Thorlabs is proud to present the world's first commercially available femtosecond-laser-pumped MIR Supercontinuum Source. The SC4500 source emits over a wavelength range from approximately 1.3 μm to 4.5 μm (7700 cm-1 to 2200 cm-1) with >300 mW of average output power in a collimated beam. More than 110 mW of the output power is within the 2.2 - 4.2 µm (4500 cm-1 - 2400 cm-1) range, which overlaps with many gas absorption lines and other molecular signatures. The brightness of this source exceeds traditional Globars and even synchrotron sources by orders of magnitude.

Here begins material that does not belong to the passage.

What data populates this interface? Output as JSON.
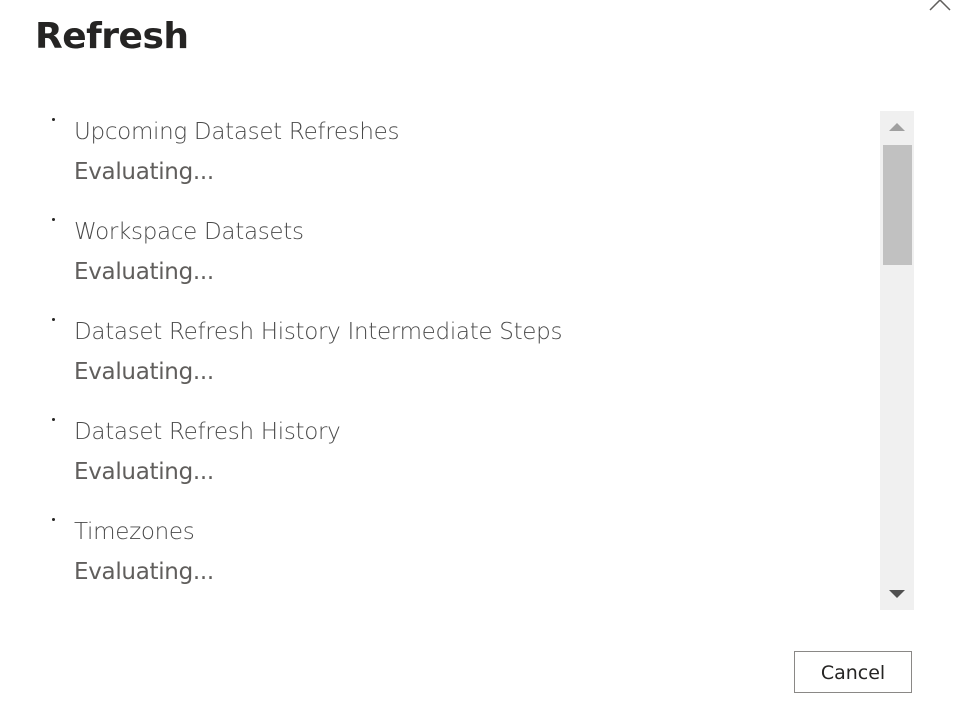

The supercontinuum light is generated by pumping a dispersion-engineered indium fluoride (InF3) fiber with a high-power femtosecond fiber laser. Unlike supercontinuum sources pumped in the long-pulse regime (picoseconds to nanoseconds), the spectrum of a femtosecond-pumped source is stable from pulse to pulse. As a result, our supercontinuum source provides output noise of less than 0.025% (RMS; 10 Hz to 1 MHz), greatly aiding applications that require high-sensitivity detection.
High brightness and low output noise make the SC4500 the ideal source for sensing and spectroscopy applications in the MIR. Applications range from environmental sensing of greenhouse gases to standoff detection in the field to spectroscopy in the lab using standard FTIR spectrometers. In addition, this source's shot-to-shot spectral stability allows it to be used as a source of femtosecond pulses in the MIR by filtering the output through a bandpass filter. An all-fiber design with proprietary fluoride-to-silica fiber splices offers robust, reliable, and maintenance-free performance.
More details on this source are available from Salem R, Jiang Z, Liu D, et al., Opt. Express 2015 Nov 16; 23 (24): 30592 - 30602.